По мере его рассказа глаза самой Снефрид раскрывались все шире и шире. Она начинала понимать, почему ее слова так взволновали отца, а теперь его речь то же действие произвела на нее саму.
– Но я видела совсем другого человека! И в тот раз, и сейчас! Кто же ко мне приходил, если не Хравн!
– Может, и Хравн, просто тебе он показался в ином облике. Посмертном.
– Но в тот раз, когда я была маленькой…
– Снеф, дорогая! – Отец накрыл ее руку своей. – Когда он умер, тебе не было двух лет. И тебя никогда не возили туда в это время. При его жизни – ни разу.
– Но я же помню… – Снефрид растерялась. – Я помню их дом с самого раннего…
– Мать стала брать тебя туда, когда скончалась твоя бабка Лауга. Тебе тогда было уже около четырех лет.
– Но что же… я придумала это? – Снефрид ничего не понимала. – Клянусь, я не выдумываю! Я помню, как я сидела одна у очага, мать и Хравнхильд были где-то вне дома, и я увидела напротив старика… И когда я увидела его здесь у нас, я сразу его узнала! Если бы я его не видела раньше, как бы я догадалась, кто это? Приснился он мне, что ли?
– Я этому вижу только одно объяснение, – помолчав, с неохотой сказал Асбранд. – И в тот первый раз… ты увидела его… он явился тебе уже после смерти. Во сне или наяву – не важно. А тебе было около четырех лет. Может быть, это было в самый первый раз, как Хравнхильд осталась в доме одна и твоя мать повезла тебя туда, чтобы ее подбодрить.
– И мне явился мертвец? – в изумлении Снефрид даже привстала. – Но я даже не испугалась!
– Ты была слишком мала.

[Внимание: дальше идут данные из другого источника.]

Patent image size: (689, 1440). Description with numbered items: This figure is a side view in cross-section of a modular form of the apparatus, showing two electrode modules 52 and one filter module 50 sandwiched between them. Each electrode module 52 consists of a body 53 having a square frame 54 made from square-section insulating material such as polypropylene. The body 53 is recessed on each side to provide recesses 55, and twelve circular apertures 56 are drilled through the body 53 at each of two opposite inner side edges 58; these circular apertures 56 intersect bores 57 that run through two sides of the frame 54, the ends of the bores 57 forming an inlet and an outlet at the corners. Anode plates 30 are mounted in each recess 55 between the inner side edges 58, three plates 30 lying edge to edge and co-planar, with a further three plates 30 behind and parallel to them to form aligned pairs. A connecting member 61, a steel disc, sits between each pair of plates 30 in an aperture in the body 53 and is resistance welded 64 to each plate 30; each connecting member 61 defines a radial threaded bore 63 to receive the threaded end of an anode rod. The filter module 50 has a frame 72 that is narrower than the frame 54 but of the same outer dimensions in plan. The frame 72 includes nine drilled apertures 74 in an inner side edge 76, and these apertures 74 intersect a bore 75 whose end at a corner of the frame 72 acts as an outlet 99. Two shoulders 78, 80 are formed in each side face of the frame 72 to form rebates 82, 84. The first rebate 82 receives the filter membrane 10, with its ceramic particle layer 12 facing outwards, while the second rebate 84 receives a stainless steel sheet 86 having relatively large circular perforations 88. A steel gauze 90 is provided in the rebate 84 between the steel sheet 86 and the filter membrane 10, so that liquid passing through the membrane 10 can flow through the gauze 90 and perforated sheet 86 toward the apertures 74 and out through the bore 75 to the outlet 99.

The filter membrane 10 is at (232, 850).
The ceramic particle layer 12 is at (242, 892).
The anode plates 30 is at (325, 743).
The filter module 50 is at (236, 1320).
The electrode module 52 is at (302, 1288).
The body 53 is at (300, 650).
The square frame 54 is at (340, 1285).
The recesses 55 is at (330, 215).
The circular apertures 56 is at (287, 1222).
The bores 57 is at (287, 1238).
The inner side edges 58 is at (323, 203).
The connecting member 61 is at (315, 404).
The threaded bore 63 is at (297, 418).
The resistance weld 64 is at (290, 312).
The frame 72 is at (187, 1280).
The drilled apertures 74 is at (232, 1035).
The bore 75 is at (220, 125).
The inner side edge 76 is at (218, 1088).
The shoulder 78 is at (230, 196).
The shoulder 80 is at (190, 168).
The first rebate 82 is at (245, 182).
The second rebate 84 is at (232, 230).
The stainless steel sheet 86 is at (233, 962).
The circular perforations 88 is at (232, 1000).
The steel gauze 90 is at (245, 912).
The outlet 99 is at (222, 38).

Ты не знала, что дед умер, и не удивилась, увидев его. И не знала, как он выглядел.
– Пожалуй… да, – вынуждена была согласиться Снефрид.
Для маленького ребенка мир еще окутан туманом, он знает мало и не уверен даже в том, что знает, поэтому ничему не удивляется. Она тогда знала, что у нее имелся какой-то дед, отец матери, но не могла бы точно сказать, жив он или умер, то есть присутствует ли в мире, где вещи и людей можно потрогать, или… где-то в отдалении, как все воображаемое. Если четырехлетняя девочка и знала, что «дедушка умер», то, увидев его перед собой, просто решилась, что ошиблась или не совсем верно поняла, что значит «умер».

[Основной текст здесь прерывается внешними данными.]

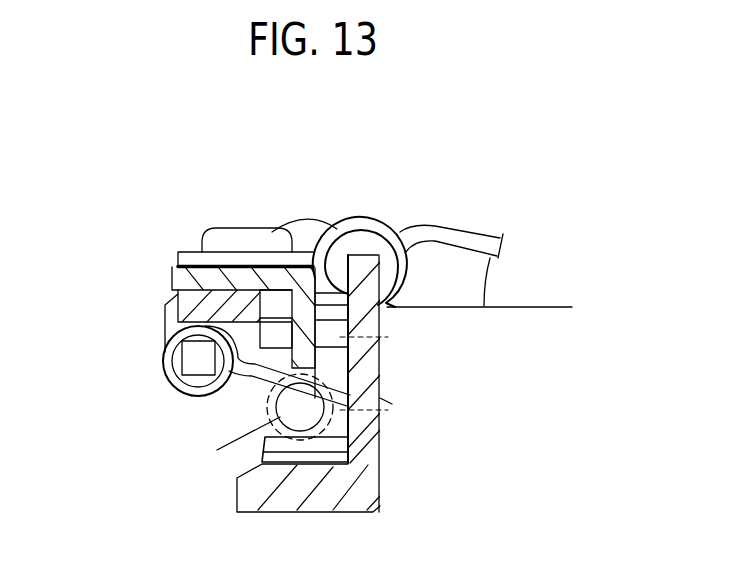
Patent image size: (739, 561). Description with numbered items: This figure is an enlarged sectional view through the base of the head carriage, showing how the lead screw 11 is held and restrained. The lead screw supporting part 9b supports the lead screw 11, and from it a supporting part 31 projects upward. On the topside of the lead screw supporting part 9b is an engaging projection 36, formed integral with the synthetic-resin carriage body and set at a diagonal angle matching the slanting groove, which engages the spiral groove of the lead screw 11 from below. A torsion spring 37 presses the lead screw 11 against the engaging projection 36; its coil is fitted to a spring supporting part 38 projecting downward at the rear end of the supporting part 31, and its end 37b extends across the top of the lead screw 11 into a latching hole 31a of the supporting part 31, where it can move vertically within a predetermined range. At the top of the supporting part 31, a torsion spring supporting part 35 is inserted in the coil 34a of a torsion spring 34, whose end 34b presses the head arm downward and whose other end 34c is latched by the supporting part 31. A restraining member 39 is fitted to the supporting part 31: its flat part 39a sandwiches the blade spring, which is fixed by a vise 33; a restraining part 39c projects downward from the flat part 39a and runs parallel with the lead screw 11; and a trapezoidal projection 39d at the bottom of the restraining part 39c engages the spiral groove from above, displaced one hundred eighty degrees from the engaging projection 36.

The lead screw supporting part 9b is at (255, 495).
The lead screw 11 is at (214, 452).
The supporting part 31 is at (380, 343).
The latching hole 31a is at (360, 400).
The vise 33 is at (243, 228).
The torsion spring 34 is at (393, 222).
The coil 34a is at (352, 225).
The end 34b is at (467, 237).
The other end 34c is at (237, 253).
The torsion spring supporting part 35 is at (366, 268).
The engaging projection 36 is at (352, 445).
The torsion spring 37 is at (194, 395).
The end 37b is at (380, 386).
The spring supporting part 38 is at (193, 355).
The restraining member 39 is at (178, 280).
The flat part 39a is at (205, 258).
The restraining part 39c is at (390, 312).
The projection 39d is at (380, 371).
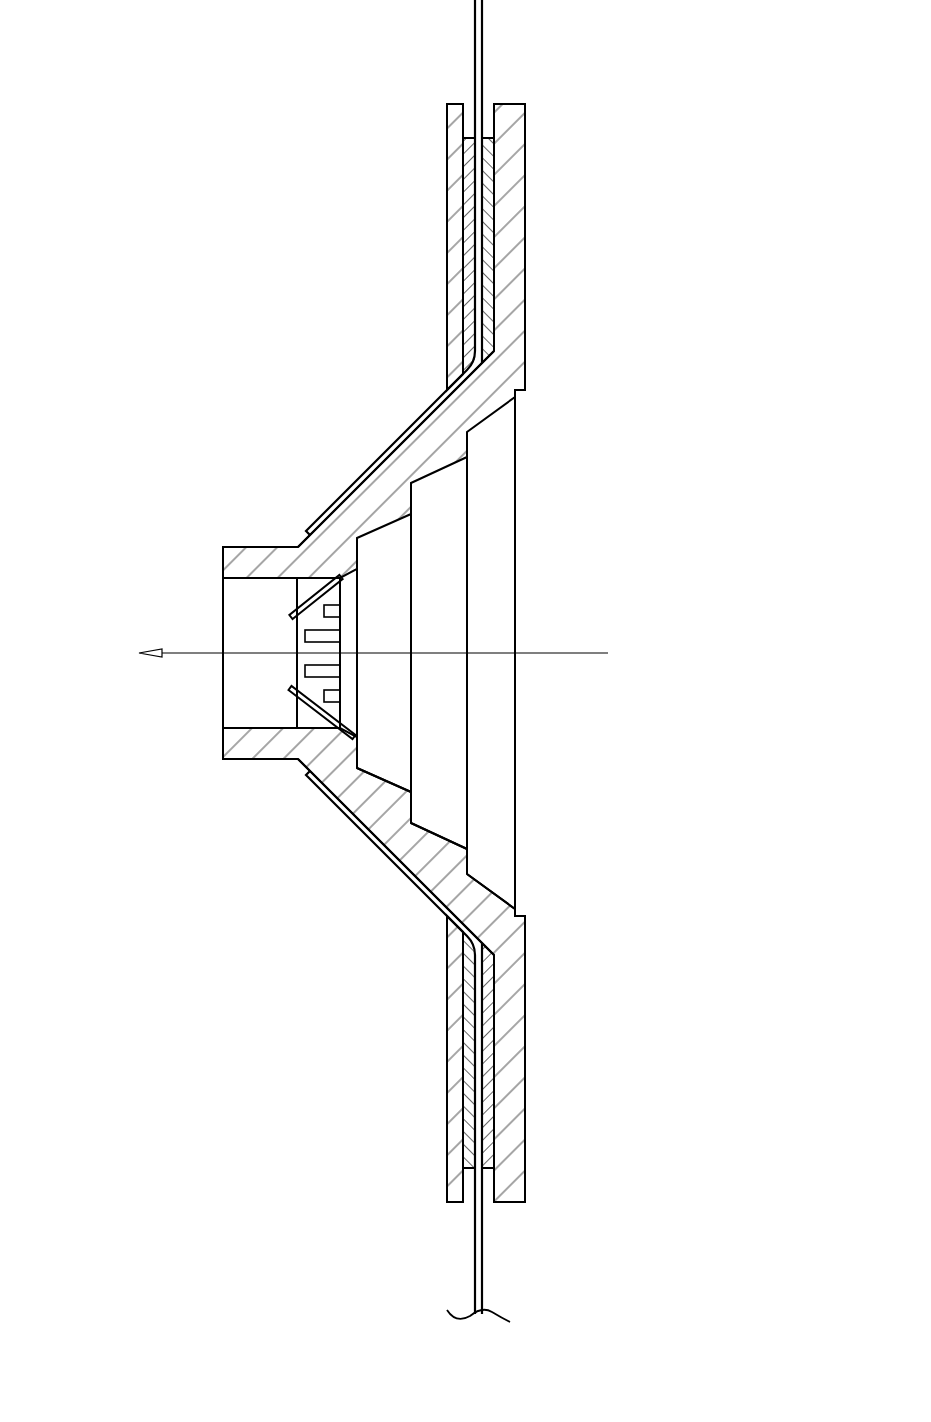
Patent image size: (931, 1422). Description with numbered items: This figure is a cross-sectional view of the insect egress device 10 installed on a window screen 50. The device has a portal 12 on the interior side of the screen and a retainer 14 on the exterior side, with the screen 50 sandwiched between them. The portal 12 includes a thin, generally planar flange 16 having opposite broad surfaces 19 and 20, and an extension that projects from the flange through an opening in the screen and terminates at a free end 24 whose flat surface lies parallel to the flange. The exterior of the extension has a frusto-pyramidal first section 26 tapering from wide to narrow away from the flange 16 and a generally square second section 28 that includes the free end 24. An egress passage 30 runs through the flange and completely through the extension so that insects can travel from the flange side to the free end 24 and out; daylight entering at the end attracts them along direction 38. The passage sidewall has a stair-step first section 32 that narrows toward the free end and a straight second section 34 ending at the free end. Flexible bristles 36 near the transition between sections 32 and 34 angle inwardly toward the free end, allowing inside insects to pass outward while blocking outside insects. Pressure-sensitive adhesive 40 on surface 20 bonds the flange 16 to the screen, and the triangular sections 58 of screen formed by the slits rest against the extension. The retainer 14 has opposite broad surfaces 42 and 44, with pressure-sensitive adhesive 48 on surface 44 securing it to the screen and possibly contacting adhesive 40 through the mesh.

The insect egress device 10 is at (125, 297).
The portal 12 is at (527, 172).
The retainer 14 is at (447, 180).
The flange 16 is at (512, 290).
The broad surface 19 is at (525, 992).
The broad surface 20 is at (493, 1190).
The free end 24 is at (222, 567).
The first section 26 is at (377, 843).
The second section 28 is at (260, 546).
The egress passage 30 is at (492, 562).
The first section of the sidewall 32 is at (447, 838).
The second section of the sidewall 34 is at (260, 728).
The bristles 36 is at (327, 723).
The direction 38 is at (577, 652).
The pressure-sensitive adhesive 40 is at (485, 205).
The broad surface 42 is at (447, 1087).
The broad surface 44 is at (468, 1103).
The pressure-sensitive adhesive 48 is at (469, 223).
The window screen 50 is at (482, 45).
The triangular sections 58 is at (358, 475).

– Но почему ты раньше мне не говорил, что я не могла его видеть?
– Я не знал, что ты его видела.
– Не знал?
– Ты мне не говорила.
– Я думала, ты знаешь!
– Откуда я мог знать?
– Мама разве тебе не сказала?
Опять же, как это свойственно маленьким детям, Снефрид думала, что родители знают все. Ни разу за всю ее взрослую жизнь ей не пришло в голову рассказывать отцу о той встрече, поэтому она и не знала раньше, что при жизни деда ни разу не была в Каменистом Озере.

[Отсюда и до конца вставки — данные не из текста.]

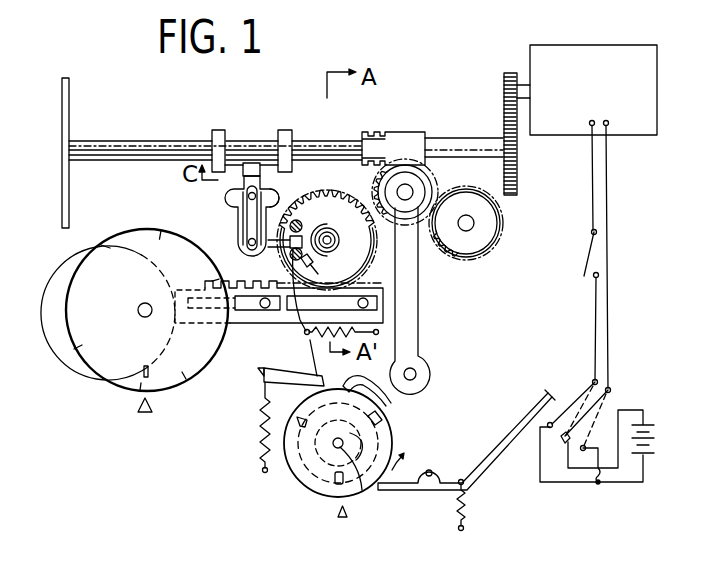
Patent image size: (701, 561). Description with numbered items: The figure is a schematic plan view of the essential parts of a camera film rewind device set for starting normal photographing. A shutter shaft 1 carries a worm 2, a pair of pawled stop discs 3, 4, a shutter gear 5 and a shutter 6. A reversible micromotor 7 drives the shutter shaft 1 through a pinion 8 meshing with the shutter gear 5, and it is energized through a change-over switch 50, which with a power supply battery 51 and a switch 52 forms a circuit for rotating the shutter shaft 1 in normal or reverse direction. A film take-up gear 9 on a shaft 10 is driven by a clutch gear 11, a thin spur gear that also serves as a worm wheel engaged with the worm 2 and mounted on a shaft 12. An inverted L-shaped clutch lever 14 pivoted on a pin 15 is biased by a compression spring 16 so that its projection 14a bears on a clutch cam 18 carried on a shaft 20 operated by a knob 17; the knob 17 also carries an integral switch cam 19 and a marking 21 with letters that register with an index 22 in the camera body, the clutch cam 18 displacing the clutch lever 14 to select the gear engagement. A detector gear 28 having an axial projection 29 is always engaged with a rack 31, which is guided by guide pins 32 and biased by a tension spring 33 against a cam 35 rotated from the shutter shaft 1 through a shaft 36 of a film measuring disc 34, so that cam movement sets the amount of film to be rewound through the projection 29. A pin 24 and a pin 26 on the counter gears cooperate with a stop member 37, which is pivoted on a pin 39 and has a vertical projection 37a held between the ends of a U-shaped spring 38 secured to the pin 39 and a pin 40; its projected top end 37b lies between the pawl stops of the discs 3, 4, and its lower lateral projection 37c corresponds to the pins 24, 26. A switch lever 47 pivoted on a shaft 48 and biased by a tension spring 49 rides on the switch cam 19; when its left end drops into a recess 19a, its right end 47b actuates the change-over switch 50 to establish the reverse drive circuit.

The shutter shaft 1 is at (122, 141).
The worm 2 is at (395, 142).
The pawled stop disc 3 is at (218, 130).
The pawled stop disc 4 is at (284, 130).
The shutter gear 5 is at (503, 125).
The shutter 6 is at (70, 98).
The micromotor 7 is at (565, 52).
The pinion 8 is at (503, 87).
The film take-up gear 9 is at (490, 240).
The shaft 10 is at (468, 225).
The clutch gear 11 is at (377, 184).
The shaft 12 is at (408, 191).
The clutch lever 14 is at (419, 300).
The projection 14a is at (380, 398).
The pin 15 is at (416, 371).
The compression spring 16 is at (258, 421).
The knob 17 is at (293, 455).
The clutch cam 18 is at (318, 484).
The switch cam 19 is at (357, 447).
The recess 19a is at (350, 432).
The shaft 20 is at (363, 492).
The marking 21 is at (334, 480).
The index 22 is at (342, 520).
The pin 24 is at (302, 226).
The pin 26 is at (309, 335).
The detector gear 28 is at (367, 250).
The projection 29 is at (308, 262).
The rack 31 is at (243, 323).
The guide pins 32 is at (266, 309).
The tension spring 33 is at (318, 383).
The film measuring disc 34 is at (135, 385).
The cam 35 is at (63, 348).
The shaft 36 is at (139, 313).
The stop member 37 is at (234, 200).
The projection 37a is at (275, 182).
The projected top end 37b is at (248, 163).
The lower lateral projection 37c is at (291, 250).
The U-shaped spring 38 is at (247, 227).
The pin 39 is at (248, 242).
The pin 40 is at (248, 196).
The switch lever 47 is at (440, 491).
The right end 47b is at (546, 392).
The shaft 48 is at (427, 478).
The tension spring 49 is at (465, 500).
The change-over switch 50 is at (573, 402).
The power supply battery 51 is at (655, 441).
The switch 52 is at (590, 258).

– А зачем ему понадобилось мне показываться? Тогда он мне вроде бы ничего не говорил.
– Ты сказала, он дал тебе «жезл вёльвы». Иначе «веретено вещих жен».
– Это был жезл вёльвы? Та бронзовая палочка?
– По описанию похоже. Ты разве больше никогда его не видела?
– Нет. Это ведь тот самый жезл… ну, который Хравнхильд хочет мне отдать. Оставить, когда умрет. Она хочет, чтобы я взяла его и стала вирд-коной вместо нее. Хочет передать мне нить судьбы своего питомца, сына Алов. Но я не хочу его брать и не желаю даже смотреть…
Снефрид осеклась. Вся ее решимость вдруг испарилась от простой мысли: да ведь она уже взяла этот жезл. Маленькой девочкой, понятия не имея, что это такое и на что ее обрекает. А дал ей это судьбоносное орудие уже покойный дед-колдун, нарочно ради этого вылезший из могилы…
В растерянности она посмотрела на свои руки. «И руки целящие даруйте мне…» Она вылечила отца от хвори, которая должна была его сгубить. Прогнала старого Хравна. Только ради этого на многое можно было пойти…
Но выходит, что судьба ее была решена много лет назад, еще в то время, когда она по малолетству неспособна была понимать и решать. «Жезл вёльвы»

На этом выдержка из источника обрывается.